Analysis by circles shows that category A is the highest contributor of 3G in India, driving half of all mobile data in the country. 3G mobile data consumption grew by a record of 185 per cent in 2013, a remarkable increase considering that these circles had registered the highest 3G payload the year before. In category B, 3G data payload surpassed that of metros with 3G now accounting for 31 per cent of the total traffic. Both categories indicate a big demand of high- speed services, giving operators a huge opportunity to offer superior connectivity to their customers.
However, further research in ‘Top 50’ cities in all category circles reveals that 3G coverage in India is still limited and requires focused investments to achieve the data performance users demand. In category A for instance, the analysis of the leading 50 cities where 3G has been launched shows that additional 10 per cent to 15 per cent 3G sites are needed to match the existing 2G coverage. In category B there is a gap of 15 per cent to 20 per cent sites. Moreover, there are still some cities among the top 50 where 3G has not yet been launched. On average, 20- 25 per cent additional sites are needed to cover the cities that are not yet covered in category A and B.
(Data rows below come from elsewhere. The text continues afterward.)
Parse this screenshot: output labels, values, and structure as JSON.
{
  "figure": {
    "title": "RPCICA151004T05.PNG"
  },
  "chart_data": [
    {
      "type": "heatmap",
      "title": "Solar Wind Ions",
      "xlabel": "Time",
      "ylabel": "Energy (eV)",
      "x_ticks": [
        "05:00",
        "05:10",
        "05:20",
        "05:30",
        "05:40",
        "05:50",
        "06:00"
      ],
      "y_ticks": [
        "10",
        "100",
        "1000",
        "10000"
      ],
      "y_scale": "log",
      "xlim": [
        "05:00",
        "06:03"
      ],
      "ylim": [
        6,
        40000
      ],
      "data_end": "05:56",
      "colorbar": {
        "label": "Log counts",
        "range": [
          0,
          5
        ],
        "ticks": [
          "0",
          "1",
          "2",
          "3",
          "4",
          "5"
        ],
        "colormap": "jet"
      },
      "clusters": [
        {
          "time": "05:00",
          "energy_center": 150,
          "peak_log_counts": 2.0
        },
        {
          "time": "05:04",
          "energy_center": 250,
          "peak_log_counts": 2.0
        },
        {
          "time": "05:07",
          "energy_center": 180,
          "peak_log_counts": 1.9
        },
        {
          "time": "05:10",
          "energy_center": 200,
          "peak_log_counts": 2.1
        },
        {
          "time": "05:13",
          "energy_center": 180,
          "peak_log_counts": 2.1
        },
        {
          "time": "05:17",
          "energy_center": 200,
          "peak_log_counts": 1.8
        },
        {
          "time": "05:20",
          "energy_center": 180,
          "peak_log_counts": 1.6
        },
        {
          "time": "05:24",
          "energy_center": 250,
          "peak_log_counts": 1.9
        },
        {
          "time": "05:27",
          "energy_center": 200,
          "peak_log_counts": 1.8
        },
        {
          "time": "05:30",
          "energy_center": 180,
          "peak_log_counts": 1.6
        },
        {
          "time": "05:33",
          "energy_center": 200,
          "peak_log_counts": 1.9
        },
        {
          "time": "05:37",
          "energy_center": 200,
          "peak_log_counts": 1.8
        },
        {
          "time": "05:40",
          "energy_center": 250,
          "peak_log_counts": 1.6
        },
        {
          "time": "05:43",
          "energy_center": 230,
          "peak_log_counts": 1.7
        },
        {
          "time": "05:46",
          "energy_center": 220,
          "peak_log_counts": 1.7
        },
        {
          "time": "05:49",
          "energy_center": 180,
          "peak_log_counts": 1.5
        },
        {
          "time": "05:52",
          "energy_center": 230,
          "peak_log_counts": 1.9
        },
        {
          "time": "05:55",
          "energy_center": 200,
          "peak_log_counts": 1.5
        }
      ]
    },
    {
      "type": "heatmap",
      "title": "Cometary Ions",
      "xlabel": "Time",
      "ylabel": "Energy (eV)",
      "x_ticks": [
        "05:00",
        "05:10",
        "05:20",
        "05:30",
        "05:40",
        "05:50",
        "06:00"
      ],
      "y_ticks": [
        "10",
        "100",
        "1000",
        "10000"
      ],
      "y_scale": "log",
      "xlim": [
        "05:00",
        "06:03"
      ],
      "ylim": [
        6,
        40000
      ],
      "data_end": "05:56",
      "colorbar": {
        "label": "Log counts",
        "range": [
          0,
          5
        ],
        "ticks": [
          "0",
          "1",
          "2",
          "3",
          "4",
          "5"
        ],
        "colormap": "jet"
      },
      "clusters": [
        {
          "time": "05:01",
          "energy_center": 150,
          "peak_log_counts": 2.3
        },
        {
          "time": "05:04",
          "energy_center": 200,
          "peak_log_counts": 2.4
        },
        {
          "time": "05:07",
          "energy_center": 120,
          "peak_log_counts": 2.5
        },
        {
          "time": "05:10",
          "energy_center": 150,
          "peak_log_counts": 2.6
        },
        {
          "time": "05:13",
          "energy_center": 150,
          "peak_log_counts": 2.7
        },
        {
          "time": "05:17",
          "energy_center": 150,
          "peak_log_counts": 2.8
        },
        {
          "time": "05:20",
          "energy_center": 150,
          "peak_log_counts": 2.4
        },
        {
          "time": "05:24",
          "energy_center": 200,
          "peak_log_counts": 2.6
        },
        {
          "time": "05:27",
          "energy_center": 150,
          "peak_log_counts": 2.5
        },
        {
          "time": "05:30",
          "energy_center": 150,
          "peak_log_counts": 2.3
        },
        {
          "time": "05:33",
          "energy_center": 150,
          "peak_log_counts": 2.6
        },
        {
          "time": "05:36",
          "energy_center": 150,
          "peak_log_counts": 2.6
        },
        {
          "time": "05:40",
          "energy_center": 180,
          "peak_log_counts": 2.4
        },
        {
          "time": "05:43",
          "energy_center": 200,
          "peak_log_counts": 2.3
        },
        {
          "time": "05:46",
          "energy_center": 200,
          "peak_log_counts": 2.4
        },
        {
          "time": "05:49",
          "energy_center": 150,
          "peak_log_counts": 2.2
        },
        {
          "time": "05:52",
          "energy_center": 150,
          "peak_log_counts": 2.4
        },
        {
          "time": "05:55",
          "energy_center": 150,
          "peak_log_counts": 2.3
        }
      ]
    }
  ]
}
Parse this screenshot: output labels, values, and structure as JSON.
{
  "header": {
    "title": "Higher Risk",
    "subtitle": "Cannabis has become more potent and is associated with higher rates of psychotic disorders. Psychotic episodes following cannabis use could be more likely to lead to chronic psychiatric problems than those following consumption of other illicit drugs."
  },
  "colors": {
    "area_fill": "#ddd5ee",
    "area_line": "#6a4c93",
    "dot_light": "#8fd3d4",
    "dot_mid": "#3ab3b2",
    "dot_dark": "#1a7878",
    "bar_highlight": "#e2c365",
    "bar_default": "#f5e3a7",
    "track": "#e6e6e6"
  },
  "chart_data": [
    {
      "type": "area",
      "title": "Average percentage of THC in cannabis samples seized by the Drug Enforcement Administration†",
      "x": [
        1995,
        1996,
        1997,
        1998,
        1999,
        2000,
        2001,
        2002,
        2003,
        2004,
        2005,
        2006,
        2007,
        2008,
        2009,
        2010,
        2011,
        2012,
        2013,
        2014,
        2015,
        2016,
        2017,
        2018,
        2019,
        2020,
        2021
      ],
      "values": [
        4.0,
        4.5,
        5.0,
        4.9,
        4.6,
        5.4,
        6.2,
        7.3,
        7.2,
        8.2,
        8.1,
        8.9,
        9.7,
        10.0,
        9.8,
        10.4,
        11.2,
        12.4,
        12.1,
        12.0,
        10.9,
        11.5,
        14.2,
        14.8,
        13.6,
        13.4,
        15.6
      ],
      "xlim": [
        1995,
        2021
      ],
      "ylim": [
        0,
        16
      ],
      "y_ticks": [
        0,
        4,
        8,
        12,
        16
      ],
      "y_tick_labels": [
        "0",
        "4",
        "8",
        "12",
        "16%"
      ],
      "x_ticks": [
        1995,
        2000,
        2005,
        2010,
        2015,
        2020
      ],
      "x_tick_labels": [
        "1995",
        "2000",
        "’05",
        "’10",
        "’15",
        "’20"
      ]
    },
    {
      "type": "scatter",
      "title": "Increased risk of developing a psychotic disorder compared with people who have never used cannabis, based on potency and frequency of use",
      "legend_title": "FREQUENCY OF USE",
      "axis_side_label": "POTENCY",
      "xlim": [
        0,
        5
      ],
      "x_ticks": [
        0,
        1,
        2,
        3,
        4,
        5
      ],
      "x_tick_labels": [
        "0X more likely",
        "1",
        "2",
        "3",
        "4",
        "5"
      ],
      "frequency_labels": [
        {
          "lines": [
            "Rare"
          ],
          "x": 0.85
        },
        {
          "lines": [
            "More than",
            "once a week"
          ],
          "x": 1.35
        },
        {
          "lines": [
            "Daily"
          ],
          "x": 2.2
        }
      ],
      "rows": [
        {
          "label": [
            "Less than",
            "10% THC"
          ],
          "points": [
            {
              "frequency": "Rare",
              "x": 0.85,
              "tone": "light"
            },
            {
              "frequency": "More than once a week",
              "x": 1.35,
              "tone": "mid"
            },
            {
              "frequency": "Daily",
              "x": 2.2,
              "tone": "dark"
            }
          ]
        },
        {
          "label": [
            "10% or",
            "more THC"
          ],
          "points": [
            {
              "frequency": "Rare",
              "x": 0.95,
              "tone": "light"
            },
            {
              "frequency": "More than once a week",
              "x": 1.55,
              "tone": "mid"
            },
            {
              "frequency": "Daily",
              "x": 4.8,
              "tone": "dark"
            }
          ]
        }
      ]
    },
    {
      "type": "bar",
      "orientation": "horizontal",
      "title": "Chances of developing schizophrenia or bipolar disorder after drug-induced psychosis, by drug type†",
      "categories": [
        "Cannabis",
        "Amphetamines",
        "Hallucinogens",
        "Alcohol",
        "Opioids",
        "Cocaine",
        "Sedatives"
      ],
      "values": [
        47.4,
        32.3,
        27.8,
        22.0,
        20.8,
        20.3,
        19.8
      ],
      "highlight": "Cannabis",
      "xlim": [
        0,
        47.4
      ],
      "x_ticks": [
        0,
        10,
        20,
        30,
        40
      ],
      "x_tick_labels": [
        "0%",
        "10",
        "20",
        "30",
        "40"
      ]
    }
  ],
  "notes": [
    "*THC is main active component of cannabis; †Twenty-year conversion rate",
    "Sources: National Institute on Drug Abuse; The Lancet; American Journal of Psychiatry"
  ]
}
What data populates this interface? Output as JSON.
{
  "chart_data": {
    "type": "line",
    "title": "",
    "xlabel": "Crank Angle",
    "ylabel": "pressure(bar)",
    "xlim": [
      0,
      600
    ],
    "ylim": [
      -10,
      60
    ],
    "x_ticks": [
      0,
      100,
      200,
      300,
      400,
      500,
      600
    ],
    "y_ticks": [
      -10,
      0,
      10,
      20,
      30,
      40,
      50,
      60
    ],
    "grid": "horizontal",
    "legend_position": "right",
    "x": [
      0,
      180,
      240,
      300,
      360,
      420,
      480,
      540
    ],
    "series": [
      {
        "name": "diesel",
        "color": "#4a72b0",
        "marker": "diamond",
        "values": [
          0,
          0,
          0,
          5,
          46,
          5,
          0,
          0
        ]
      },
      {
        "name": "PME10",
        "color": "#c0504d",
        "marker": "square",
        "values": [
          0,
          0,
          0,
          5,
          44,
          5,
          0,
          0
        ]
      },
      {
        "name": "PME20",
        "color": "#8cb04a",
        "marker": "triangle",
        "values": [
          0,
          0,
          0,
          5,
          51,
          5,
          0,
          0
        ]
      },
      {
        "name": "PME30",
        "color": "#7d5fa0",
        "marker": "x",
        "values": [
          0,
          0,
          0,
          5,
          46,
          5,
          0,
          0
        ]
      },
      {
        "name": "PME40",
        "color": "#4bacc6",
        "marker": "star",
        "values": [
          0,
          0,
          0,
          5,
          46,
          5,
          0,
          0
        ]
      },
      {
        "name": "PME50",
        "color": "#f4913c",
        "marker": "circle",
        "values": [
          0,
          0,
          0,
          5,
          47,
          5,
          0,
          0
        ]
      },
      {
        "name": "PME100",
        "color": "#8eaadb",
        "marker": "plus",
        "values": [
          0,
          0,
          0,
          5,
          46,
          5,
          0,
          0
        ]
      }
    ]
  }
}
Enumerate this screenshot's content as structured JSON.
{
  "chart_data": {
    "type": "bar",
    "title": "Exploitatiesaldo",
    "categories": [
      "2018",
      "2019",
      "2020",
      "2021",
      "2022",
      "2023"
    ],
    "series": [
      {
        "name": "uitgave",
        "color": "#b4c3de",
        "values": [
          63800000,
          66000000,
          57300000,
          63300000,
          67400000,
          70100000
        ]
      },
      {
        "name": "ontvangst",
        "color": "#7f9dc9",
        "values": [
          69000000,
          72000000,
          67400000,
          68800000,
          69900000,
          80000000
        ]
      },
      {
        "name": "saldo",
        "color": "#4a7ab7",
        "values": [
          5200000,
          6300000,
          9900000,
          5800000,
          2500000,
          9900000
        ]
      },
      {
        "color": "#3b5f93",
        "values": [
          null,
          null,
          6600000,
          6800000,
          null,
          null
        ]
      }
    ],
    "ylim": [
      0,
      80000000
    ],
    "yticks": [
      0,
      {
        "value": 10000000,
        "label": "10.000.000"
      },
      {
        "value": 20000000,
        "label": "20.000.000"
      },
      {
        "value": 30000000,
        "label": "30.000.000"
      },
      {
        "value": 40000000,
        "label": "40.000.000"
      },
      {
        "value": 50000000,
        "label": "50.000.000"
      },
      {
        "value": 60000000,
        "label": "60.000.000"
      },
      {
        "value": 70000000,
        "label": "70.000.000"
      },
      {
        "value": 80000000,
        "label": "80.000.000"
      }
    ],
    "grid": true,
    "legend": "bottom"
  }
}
“India is recording mobile broadband data growth figures higher than most other markets,” said NSN India Head Sandeep Girotra. “With the recent spectrum auctions paving the way for acceleration of mobile broadband penetration in the country, there is great opportunity for India to create a world-class infrastructure and improve the lives of millions of Indians. This can be achieved through a wider 3G rollout as well as through selected introduction of LTE technologies and the modernization of existing GSM networks.”